Dla określenia odpowiedniej wilgotności materiału zbieranego na kiszonkę warto przynajmniej wykorzystać metodę polową, zwaną „regułą praczki". Polega ona na ręcznym wykręceniu garści roślin - dokładnie tak samo jak podczas wyciskania wody z prania. W zależności od „szkoły", wynik świadczący o optymalnym terminie rozpoczęcia zbioru, to:
Brak możliwości wyciśnięcia strugi wody z wykręcanego materiału, wilgoć odczuwana na dłoniach podczas wykręcania. Wilgoć nie wycieka w postaci strugi wody podczas wykręcania, źdźbła traw nie łamią się.
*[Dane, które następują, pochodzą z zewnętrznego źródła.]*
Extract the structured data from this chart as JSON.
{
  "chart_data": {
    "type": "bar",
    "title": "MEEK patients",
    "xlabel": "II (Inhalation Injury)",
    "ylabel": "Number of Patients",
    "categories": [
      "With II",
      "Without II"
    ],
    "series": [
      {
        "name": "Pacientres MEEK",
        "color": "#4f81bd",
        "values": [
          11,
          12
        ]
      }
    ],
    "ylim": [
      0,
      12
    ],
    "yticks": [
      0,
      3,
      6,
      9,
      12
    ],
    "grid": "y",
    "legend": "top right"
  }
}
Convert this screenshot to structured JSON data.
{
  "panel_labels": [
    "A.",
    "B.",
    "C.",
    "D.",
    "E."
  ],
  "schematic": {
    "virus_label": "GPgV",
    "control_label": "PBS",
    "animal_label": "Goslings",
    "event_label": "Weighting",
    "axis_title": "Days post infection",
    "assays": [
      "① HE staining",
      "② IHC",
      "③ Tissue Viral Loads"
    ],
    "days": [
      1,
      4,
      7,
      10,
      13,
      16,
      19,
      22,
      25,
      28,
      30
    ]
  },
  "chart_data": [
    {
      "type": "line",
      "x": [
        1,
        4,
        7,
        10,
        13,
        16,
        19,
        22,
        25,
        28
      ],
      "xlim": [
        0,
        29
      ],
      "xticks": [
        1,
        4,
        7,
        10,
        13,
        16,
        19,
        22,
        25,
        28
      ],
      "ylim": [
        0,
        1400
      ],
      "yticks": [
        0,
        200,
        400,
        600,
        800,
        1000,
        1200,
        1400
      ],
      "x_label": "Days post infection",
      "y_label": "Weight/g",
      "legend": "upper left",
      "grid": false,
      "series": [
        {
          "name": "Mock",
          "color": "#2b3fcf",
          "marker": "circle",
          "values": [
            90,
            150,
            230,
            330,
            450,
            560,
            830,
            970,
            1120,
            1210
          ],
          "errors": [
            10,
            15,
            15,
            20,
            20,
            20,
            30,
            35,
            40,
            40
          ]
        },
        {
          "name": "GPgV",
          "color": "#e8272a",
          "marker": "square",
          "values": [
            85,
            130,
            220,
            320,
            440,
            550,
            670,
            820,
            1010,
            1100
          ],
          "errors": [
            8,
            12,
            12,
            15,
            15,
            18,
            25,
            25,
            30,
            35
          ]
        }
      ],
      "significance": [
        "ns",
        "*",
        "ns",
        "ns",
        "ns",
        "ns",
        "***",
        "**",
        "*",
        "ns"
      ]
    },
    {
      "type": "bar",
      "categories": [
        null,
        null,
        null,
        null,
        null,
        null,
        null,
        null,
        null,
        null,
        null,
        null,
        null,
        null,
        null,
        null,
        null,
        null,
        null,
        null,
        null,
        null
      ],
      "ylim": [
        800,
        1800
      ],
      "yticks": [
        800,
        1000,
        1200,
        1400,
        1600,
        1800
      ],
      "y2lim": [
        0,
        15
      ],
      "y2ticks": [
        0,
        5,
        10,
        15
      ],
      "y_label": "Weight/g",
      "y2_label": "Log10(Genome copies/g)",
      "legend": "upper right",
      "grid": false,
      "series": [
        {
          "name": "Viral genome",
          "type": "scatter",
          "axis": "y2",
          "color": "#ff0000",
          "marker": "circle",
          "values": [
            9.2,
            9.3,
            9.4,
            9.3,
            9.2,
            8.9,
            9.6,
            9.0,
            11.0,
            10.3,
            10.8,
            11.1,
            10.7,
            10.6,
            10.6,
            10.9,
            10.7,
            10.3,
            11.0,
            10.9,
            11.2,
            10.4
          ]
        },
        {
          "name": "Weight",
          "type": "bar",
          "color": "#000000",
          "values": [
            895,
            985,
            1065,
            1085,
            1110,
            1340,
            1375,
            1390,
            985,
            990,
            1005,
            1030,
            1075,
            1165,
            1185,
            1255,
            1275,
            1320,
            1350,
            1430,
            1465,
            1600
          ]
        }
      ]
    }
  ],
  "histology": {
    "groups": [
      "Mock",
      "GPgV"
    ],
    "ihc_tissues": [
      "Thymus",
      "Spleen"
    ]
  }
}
Zielonka z drugiego pokosu zazwyczaj przesycha na pokosach znacznie szybciej niż z pierwszego, dlatego do zebrania materiału o optymalnej zawartości suchej masy bardzo ważne jest możliwie najbardziej precyzyjne określenie odpowiedniej do rozpoczęcia zbioru wilgotności, a także tempo zbioru. Zbyt pochopne podjęcie decyzji o zbiorze (zbyt duża wilgotność) może się wiązać ze stratami spowodowanymi złym profilem fermentacji lub rozwojem bakterii gnilnych, zbyt późne (zbyt mała wilgotność) to znowu straty powodowane najczęściej przez trudności w należytym zagęszczeniu i wypchnięciu powietrza z pryzmy.
Przy korzystnych warunkach pogodowych, głównie sumie opadów, w dalszych miesiącach roku możliwy jest zbiór nawet 5 pokosów - co niejednego rolnika napawa optymizmem.